Hackney has its fair share of late-night basement dive bars and rowdy, open-all-hours pubs, but a bespoke music venue and club on large scale is welcomed with open arms to the area.
Oslo is brought to Hackney by the folk behind Bristol’s club on a boat, Thekla, and Nottingham’s Rock City, and so they’ve put some good knowledge into practice when kitting out this venue. Right by Hackney Central station and on the track of several major bus routes, you won’t have trouble arriving at the venue. Enter the downstairs bar and you’re met with dazzling light fittings draped with ethereal fabrics that soften the lighting to a flattering level. Long tables populate the middle of the room, while a tall table with stools sits to the side of the long bar and a bench runs along the opposite wall for leaning against or resting a pint. It’s all rustic wood panelling and white-painted walls and there’s a thrilling absence of the overdone exposed brick aesthetic.
Two industrial-looking stairwells at the front and rear of the venue lead up to the club and a neighbouring snug bar. There’s twisted artwork in these recesses featuring black and white, mutilated forest creatures and otherworldly animals. The snug is painted in a rich, turquoise colour and holds church pew seating round the perimeter, but the club is the piece de resistance, setting Oslo apart from other hipster hangouts in the vicinity. A stage is set up with a backdrop for visuals, and the lighting in the large room lets off a sexy purple hue. The acoustics are excellent, so all looks geared up for some serious gigs and club nights.

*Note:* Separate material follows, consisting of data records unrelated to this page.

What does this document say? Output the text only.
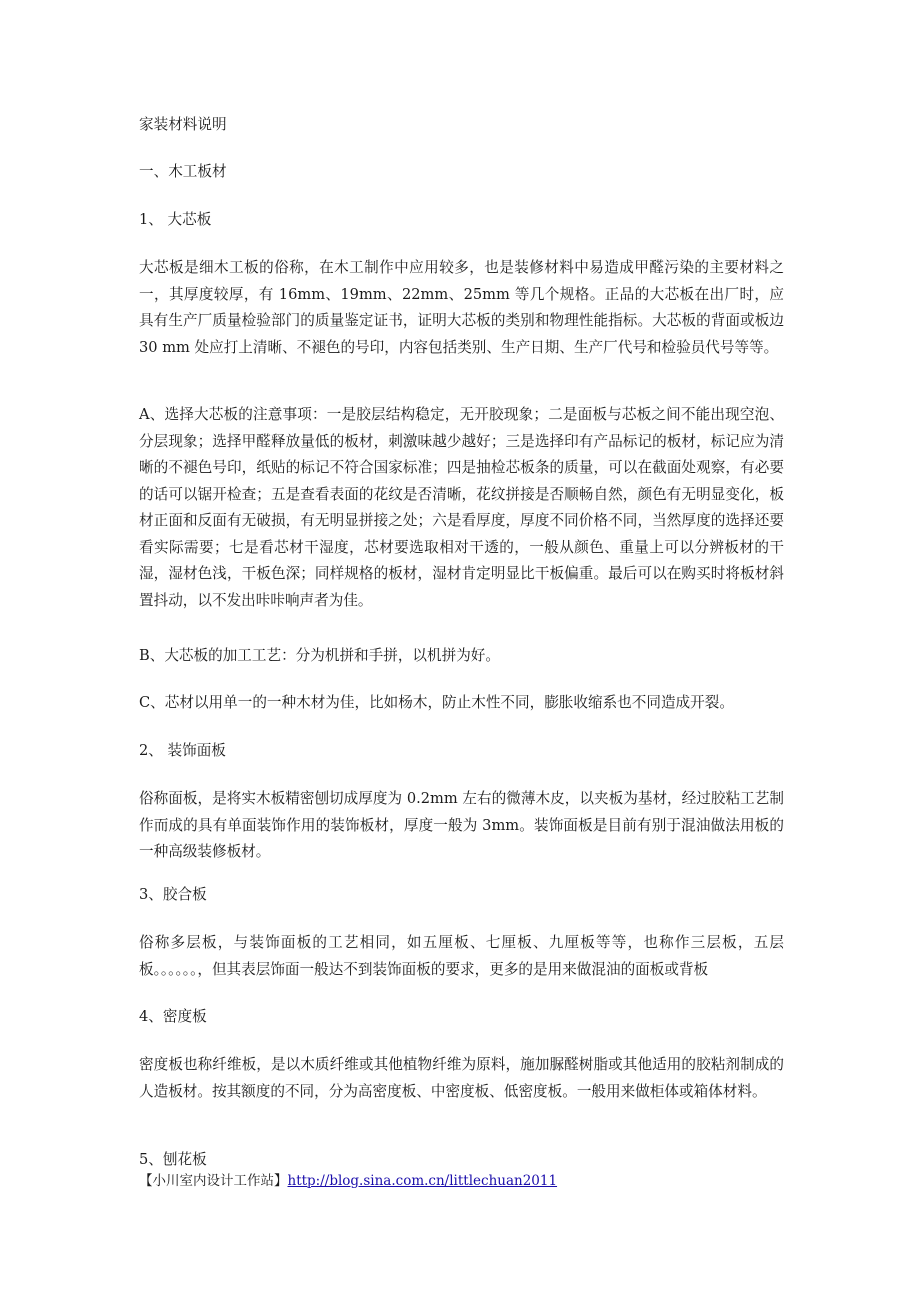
家装材料说明

一、木工板材

1、 大芯板

大芯板是细木工板的俗称，在木工制作中应用较多，也是装修材料中易造成甲醛污染的主要材料之一，其厚度较厚，有 16mm、19mm、22mm、25mm 等几个规格。正品的大芯板在出厂时，应具有生产厂质量检验部门的质量鉴定证书，证明大芯板的类别和物理性能指标。大芯板的背面或板边 30 mm 处应打上清晰、不褪色的号印，内容包括类别、生产日期、生产厂代号和检验员代号等等。

A、选择大芯板的注意事项：一是胶层结构稳定，无开胶现象；二是面板与芯板之间不能出现空泡、分层现象；选择甲醛释放量低的板材，刺激味越少越好；三是选择印有产品标记的板材，标记应为清晰的不褪色号印，纸贴的标记不符合国家标准；四是抽检芯板条的质量，可以在截面处观察，有必要的话可以锯开检查；五是查看表面的花纹是否清晰，花纹拼接是否顺畅自然，颜色有无明显变化，板材正面和反面有无破损，有无明显拼接之处；六是看厚度，厚度不同价格不同，当然厚度的选择还要看实际需要；七是看芯材干湿度，芯材要选取相对干透的，一般从颜色、重量上可以分辨板材的干湿，湿材色浅，干板色深；同样规格的板材，湿材肯定明显比干板偏重。最后可以在购买时将板材斜置抖动，以不发出咔咔响声者为佳。

B、大芯板的加工工艺：分为机拼和手拼，以机拼为好。

C、芯材以用单一的一种木材为佳，比如杨木，防止木性不同，膨胀收缩系也不同造成开裂。

2、 装饰面板

俗称面板，是将实木板精密刨切成厚度为 0.2mm 左右的微薄木皮，以夹板为基材，经过胶粘工艺制作而成的具有单面装饰作用的装饰板材，厚度一般为 3mm。装饰面板是目前有别于混油做法用板的一种高级装修板材。

3、胶合板

俗称多层板，与装饰面板的工艺相同，如五厘板、七厘板、九厘板等等，也称作三层板，五层板。。。。。。，但其表层饰面一般达不到装饰面板的要求，更多的是用来做混油的面板或背板

4、密度板

密度板也称纤维板，是以木质纤维或其他植物纤维为原料，施加脲醛树脂或其他适用的胶粘剂制成的人造板材。按其额度的不同，分为高密度板、中密度板、低密度板。一般用来做柜体或箱体材料。

5、刨花板

【小川室内设计工作站】http://blog.sina.com.cn/littlechuan2011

Granted, Oslo is going to attract its fair share of hipsters, but the attitude is left at the door, much aided by down to earth and smiley staff rushing around behind the bar and between floors. Young professionals from the area are already flocking here to see what this new kid on the block has to offer, but the diverse line-up of live acts and DJs as well as regular club nights is sure to draw in a crowd of discerning musos from further afield. The dress code is laid-back, with an abundance of denim and beanie hats on show. Much is done to maximise the space in the bar for those who wish to dine, but it never feels crammed – just enjoyably cosy and buzzy. The best bit about Oslo is that it can cater for whatever kind of night you like – have a few drinks and a bite to eat at the bar, and then carry on the evening in the club upstairs.

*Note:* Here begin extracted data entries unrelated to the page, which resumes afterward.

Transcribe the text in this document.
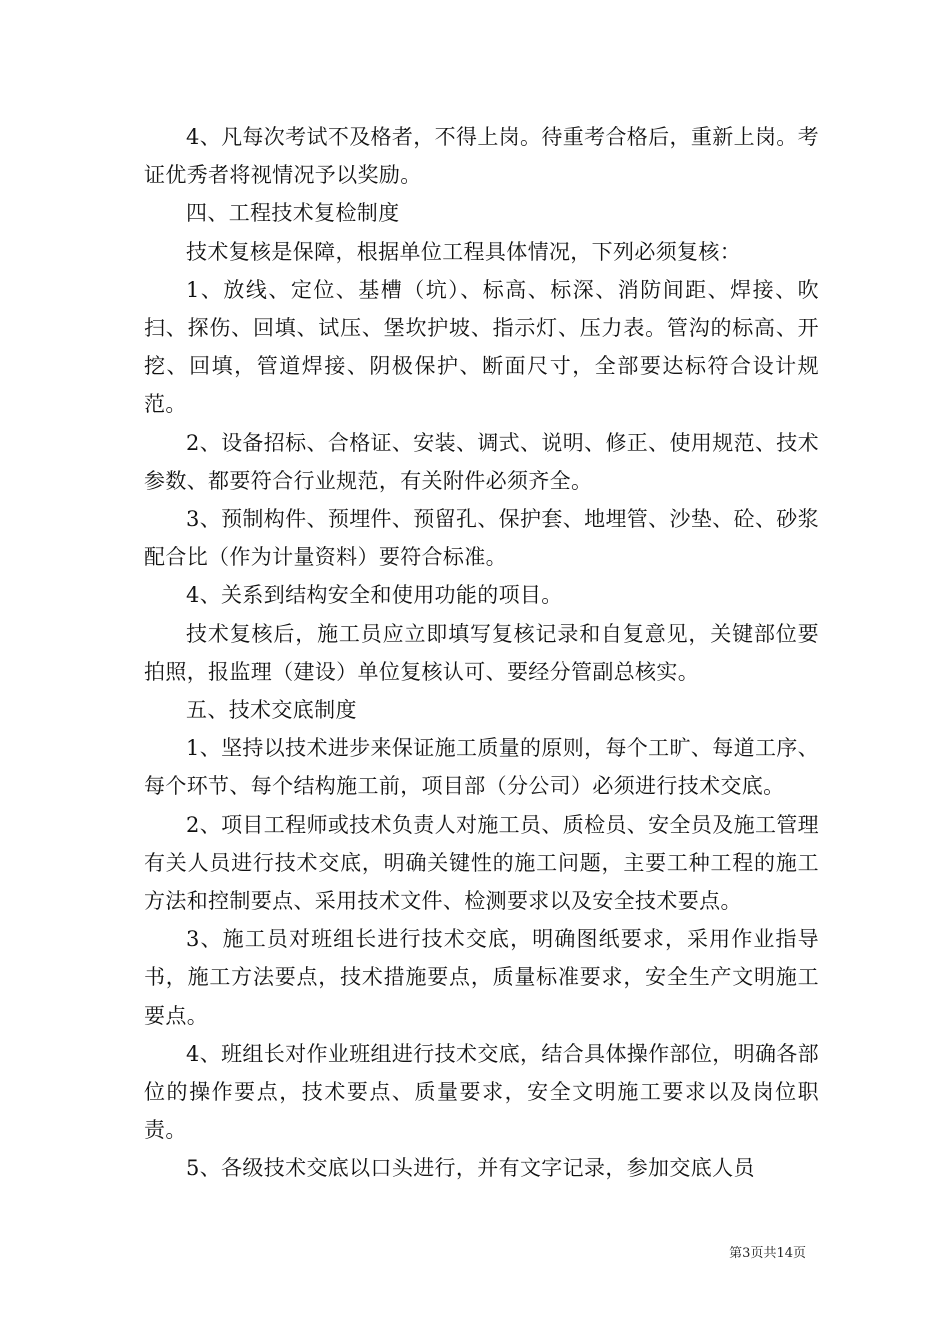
4、凡每次考试不及格者，不得上岗。待重考合格后，重新上岗。考证优秀者将视情况予以奖励。

四、工程技术复检制度

技术复核是保障，根据单位工程具体情况，下列必须复核：

1、放线、定位、基槽（坑）、标高、标深、消防间距、焊接、吹扫、探伤、回填、试压、堡坎护坡、指示灯、压力表。管沟的标高、开挖、回填，管道焊接、阴极保护、断面尺寸，全部要达标符合设计规范。

2、设备招标、合格证、安装、调式、说明、修正、使用规范、技术参数、都要符合行业规范，有关附件必须齐全。

3、预制构件、预埋件、预留孔、保护套、地埋管、沙垫、砼、砂浆配合比（作为计量资料）要符合标准。

4、关系到结构安全和使用功能的项目。

技术复核后，施工员应立即填写复核记录和自复意见，关键部位要拍照，报监理（建设）单位复核认可、要经分管副总核实。

五、技术交底制度

1、坚持以技术进步来保证施工质量的原则，每个工旷、每道工序、每个环节、每个结构施工前，项目部（分公司）必须进行技术交底。

2、项目工程师或技术负责人对施工员、质检员、安全员及施工管理有关人员进行技术交底，明确关键性的施工问题，主要工种工程的施工方法和控制要点、采用技术文件、检测要求以及安全技术要点。

3、施工员对班组长进行技术交底，明确图纸要求，采用作业指导书，施工方法要点，技术措施要点，质量标准要求，安全生产文明施工要点。

4、班组长对作业班组进行技术交底，结合具体操作部位，明确各部位的操作要点，技术要点、质量要求，安全文明施工要求以及岗位职责。

5、各级技术交底以口头进行，并有文字记录，参加交底人员

第3页共14页
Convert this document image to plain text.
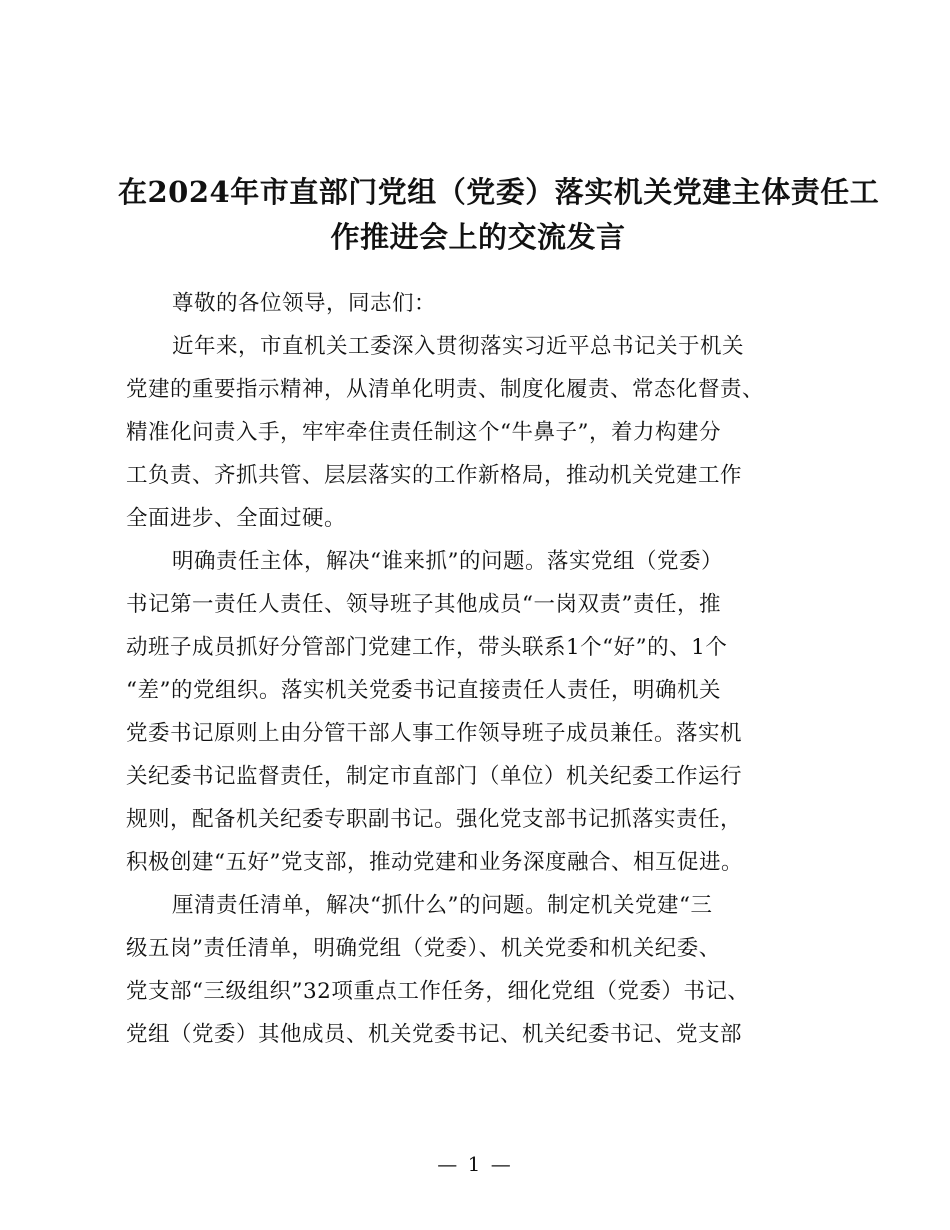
在2024年市直部门党组（党委）落实机关党建主体责任工
作推进会上的交流发言
尊敬的各位领导，同志们：
近年来，市直机关工委深入贯彻落实习近平总书记关于机关
党建的重要指示精神，从清单化明责、制度化履责、常态化督责、
精准化问责入手，牢牢牵住责任制这个“牛鼻子”，着力构建分
工负责、齐抓共管、层层落实的工作新格局，推动机关党建工作
全面进步、全面过硬。
明确责任主体，解决“谁来抓”的问题。落实党组（党委）
书记第一责任人责任、领导班子其他成员“一岗双责”责任，推
动班子成员抓好分管部门党建工作，带头联系1个“好”的、1个
“差”的党组织。落实机关党委书记直接责任人责任，明确机关
党委书记原则上由分管干部人事工作领导班子成员兼任。落实机
关纪委书记监督责任，制定市直部门（单位）机关纪委工作运行
规则，配备机关纪委专职副书记。强化党支部书记抓落实责任，
积极创建“五好”党支部，推动党建和业务深度融合、相互促进。
厘清责任清单，解决“抓什么”的问题。制定机关党建“三
级五岗”责任清单，明确党组（党委）、机关党委和机关纪委、
党支部“三级组织”32项重点工作任务，细化党组（党委）书记、
党组（党委）其他成员、机关党委书记、机关纪委书记、党支部
— 1 —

In the bar you can expect retro disco anthems clashing with remixes of indie and chillwave tunes. The club takes the music in several directions, though, with Friday club night Vahalla supplying the very best in pop music with a faint hip hop twist, promising a rota of hits from Fleetwood Mac to Fugees. Saturdays see a more dedicated club vibe take over Oslo, with underground electronic music and record label showcases - club night Dollop seems to have found a new home here already, with several dates on the agenda for the opening months. Finally, weeknights see gigs taking over the upstairs space, shining a light on indie acts with a growing following.
The food is as serious as the music at Oslo, with bar snacks to die for. These consist of some pretty sexy sliders – fillings include braised oxtail with smoked bone marrow mayo – and buckets, an innovative route to take your snacking – corn puppies in a BBQ batter come with a honey and mustard dressing. Even the chips are dangerous here, with a dedicated list of options. Death by bacon includes double cooked chips that are tossed in bacon fat and a bacon ketchup on the side… lethal.

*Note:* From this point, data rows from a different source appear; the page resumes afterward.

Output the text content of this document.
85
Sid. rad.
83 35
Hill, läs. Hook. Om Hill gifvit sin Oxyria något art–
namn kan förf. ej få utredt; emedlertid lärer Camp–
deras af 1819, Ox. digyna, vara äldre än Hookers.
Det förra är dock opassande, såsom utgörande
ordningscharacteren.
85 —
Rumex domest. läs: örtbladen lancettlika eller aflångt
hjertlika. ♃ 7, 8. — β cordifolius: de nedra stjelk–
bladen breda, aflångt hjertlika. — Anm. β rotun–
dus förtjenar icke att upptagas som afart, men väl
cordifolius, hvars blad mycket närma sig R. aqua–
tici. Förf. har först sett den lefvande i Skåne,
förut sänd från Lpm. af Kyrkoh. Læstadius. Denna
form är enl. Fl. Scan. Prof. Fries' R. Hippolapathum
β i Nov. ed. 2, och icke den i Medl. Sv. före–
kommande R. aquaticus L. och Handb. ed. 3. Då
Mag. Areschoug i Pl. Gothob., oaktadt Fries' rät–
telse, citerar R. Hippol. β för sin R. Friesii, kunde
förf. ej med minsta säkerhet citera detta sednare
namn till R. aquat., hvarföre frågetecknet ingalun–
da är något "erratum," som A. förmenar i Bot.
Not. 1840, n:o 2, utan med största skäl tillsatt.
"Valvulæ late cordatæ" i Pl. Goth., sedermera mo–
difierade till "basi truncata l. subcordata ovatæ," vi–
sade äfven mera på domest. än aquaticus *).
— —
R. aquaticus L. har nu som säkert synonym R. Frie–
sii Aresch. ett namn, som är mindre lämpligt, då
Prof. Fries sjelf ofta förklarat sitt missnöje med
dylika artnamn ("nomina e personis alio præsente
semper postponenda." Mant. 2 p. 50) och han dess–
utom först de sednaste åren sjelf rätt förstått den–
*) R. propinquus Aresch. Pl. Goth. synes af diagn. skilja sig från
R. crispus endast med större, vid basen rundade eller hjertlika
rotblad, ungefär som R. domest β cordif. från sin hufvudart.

On-trend small plates find a spot on the menu and include cod cheeks with tarar sauce and crab cauliflower cheese on toast. And there are large plates as creative as salt baked celeriac, spinach puree, beetroot and warm pickled quails egg, to suit the veggies. The Oslo burger is bound to be a big hit on this list, thanks to its 42 day aged Devon Longhorn patty and horseradish cheddar – it even comes with an oxtail shot on the side.
Finally, it looks like Sundays will be a big attraction, with a ‘Sunday Service’ menu showcasing slow cooked brisket, whole boned and stuffed chicken or a nut roast. This all costs £20 per person and comes with a bottomless Bloody Mary in a variety of strengths – the ‘hangover special’ is bound to blow away the cobwebs.
The best thing about the bar is that it does a great job of highlighting the burgeoning local beer scene, be that by sporting its own Oslo lager (£3.50) – a very drinkable and hoppy option brewed by Five Points – or by supplying other options from Five Points, Crate and Redemption, all breweries from around the block (£4.40-£4.90 a pint). These are joined by the typical trendy American craft beers you’d expect on draught too, such as Sierra Nevada pale ale and Brooklyn Lager.
Kent’s Chapel Down is also stocked in the wine stash, although the mark-up is significant at £30 for a bottle of Flint Dry. You may be better off exploring the very good house wines instead, such as a Picpoul de Pinet or a Claro Pinot Noir from Chile (£18 a bottle, £6 a glass).
The Last Word
The concept of a gig and club venue - and everything in between - to suit the mob of Hackney hipsters is one that’s been a long time coming. With a diverse music line-up, original decor and food and drink to die for, Oslo is sure to be the place to be seen in 2014.